Reality-based policy. A new and improved HCFA stance on transmitting data over the Internet, now in its final stages, is expected to be released in the fall, Outliers has learned. The policy, anxiously awaited by information technology vendors, would supersede an Internet ban considered way behind the technology curve (June 8, p. 12).
The Center for Healthcare Information Management, an Ann Arbor, Mich.-based trade group for vendors and consultants, is expected to get the final draft for comment in the first half of September, says Bradley Casemore, CHIM's deputy director. While details are closely held, a July 9 letter from HCFA to U.S. Rep. Elton Gallegly (R-Calif.) says the policy "will address current technology and allow healthcare data to be transmitted over the Internet with certain safeguards in place."
The letter, from Stewart Streimer, HCFA's director of security and standards, says the agency was working for a July or August policy completion date, but that deadline has slipped, Casemore says.
Sandwiched. George Eways was surprised to discover earlier this summer that one of his Oakland, Calif., sandwich shop's best customers, the California Advantage health plan, had filed for bankruptcy protection.
Eways had been making sandwiches, salads, cookie platters and the like for the California Medical Association's managed-care plan for months, sometimes as many as 100 sandwiches a week.

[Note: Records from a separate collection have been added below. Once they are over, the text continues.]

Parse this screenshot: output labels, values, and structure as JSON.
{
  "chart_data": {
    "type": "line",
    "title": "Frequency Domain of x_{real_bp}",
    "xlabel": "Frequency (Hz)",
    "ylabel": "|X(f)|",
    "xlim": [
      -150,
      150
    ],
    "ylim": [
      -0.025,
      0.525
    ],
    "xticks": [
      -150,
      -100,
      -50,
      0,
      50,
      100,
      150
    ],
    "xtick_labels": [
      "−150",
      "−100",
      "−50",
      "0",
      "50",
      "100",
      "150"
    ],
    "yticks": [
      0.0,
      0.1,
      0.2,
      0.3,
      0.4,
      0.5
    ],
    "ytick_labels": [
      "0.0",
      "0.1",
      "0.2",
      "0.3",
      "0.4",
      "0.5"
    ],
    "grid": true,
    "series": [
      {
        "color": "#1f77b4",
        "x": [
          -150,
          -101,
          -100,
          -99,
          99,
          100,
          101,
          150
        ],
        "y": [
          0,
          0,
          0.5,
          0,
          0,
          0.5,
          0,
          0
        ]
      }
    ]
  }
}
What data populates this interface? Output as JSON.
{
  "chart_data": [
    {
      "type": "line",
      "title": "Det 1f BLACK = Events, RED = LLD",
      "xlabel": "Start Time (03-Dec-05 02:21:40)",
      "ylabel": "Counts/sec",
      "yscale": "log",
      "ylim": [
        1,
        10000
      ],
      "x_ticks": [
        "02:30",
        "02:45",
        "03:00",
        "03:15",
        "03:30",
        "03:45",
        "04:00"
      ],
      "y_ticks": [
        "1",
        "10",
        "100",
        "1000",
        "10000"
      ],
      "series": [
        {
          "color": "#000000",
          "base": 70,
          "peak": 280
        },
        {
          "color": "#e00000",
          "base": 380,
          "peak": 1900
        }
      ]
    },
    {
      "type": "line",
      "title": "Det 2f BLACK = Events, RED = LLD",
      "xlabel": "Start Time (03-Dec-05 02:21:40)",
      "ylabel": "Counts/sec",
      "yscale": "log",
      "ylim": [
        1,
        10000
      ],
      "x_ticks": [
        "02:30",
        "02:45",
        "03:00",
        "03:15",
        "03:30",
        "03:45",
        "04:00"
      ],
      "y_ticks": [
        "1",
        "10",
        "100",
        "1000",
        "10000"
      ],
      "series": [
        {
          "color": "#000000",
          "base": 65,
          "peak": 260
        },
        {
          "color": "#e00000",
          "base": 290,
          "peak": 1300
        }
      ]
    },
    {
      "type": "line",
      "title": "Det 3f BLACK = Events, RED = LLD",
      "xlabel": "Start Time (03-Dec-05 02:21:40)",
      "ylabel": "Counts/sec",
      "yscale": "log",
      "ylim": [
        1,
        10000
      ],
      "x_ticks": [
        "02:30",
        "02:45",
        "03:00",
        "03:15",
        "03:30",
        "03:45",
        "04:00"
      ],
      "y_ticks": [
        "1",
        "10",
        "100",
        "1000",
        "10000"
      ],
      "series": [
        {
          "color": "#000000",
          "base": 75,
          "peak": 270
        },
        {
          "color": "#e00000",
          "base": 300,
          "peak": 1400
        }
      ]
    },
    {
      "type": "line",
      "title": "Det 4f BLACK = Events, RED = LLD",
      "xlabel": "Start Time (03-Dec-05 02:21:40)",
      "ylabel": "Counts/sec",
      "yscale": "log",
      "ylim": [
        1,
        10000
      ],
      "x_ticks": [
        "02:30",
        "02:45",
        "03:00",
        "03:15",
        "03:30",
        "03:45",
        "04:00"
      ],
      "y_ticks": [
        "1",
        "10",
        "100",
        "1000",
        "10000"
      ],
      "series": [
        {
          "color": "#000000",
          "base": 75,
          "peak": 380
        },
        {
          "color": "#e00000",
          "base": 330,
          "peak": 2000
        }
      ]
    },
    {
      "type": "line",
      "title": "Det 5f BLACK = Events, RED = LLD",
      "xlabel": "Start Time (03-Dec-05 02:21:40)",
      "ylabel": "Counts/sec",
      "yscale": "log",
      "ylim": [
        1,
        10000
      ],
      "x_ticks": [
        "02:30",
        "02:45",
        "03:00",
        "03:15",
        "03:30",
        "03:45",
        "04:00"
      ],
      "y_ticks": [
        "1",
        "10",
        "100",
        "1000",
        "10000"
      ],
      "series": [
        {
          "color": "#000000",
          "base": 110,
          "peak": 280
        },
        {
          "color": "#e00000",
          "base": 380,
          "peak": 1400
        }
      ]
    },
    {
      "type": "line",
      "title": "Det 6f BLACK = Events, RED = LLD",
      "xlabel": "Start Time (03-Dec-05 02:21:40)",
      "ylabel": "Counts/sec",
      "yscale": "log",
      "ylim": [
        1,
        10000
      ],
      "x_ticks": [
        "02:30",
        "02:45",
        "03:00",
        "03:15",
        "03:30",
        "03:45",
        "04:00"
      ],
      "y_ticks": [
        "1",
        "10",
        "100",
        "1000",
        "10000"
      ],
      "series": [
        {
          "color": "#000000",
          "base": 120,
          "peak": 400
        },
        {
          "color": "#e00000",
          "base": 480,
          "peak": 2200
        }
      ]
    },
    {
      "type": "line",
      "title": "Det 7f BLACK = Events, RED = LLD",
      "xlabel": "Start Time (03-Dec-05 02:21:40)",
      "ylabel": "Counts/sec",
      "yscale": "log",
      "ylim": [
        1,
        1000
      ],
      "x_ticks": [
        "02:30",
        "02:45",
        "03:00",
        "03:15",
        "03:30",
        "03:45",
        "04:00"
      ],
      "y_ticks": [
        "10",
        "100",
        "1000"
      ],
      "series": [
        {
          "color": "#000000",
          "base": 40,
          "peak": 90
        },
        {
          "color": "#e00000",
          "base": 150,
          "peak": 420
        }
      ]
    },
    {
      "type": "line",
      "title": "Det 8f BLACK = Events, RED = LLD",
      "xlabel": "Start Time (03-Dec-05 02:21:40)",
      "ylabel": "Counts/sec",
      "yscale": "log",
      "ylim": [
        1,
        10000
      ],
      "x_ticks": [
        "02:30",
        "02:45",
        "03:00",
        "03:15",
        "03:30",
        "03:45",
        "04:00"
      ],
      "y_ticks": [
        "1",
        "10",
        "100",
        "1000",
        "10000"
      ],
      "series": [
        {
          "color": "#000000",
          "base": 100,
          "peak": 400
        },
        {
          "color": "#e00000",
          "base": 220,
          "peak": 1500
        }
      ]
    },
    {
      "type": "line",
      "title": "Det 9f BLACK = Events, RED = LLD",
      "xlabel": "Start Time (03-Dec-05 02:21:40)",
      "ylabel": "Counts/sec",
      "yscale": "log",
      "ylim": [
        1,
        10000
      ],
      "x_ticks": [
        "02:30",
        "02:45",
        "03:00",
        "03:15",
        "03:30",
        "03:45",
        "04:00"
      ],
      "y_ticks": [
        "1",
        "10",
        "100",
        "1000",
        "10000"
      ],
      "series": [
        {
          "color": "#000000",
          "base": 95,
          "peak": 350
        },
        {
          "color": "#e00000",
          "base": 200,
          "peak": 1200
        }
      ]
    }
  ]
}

No one told him that the ill-fated health plan had fewer enrollees than physician investors, and was about to go belly up. When it did, in late June, the reign of silence continued. The woman who usually ordered sandwiches for the Oakland-based plan wouldn't tell him anything, Eways says, and California Advantage employees wouldn't even let him in the door when he marched across the street to find out what was happening.
That left him holding an unpaid invoice for roughly $300, a big chunk of money for the 25-year-old sandwich maker.
Eways checked with an attorney but found he'd have to take time out of his jam-packed day, which lasts from 4 in the morning to 4 in the afternoon, to file with the bankruptcy court as one of California Advantage's creditors. Not an appetizing prospect for the hard-pressed small-business owner.
It wasn't until Eways wrote a short essay in a local healthcare magazine that he got some action. Right after the essay appeared he got two phone calls in short order, one from a local physician offering to pay the entire bill out of his own pocket, the second from Hobart Swan, the CMA's media relations manager, who not surprisingly wanted to make the whole mess go away.
Unfortunately, Swan says, the CMA can't pay the sandwich guy's bill, or every other California Advantage creditor would come swarming its way looking for restitution. But it looks like the kind-hearted doctor may yet save the day.
"They're working to get the bill paid," Eways says. "If I get paid, that'll be nice."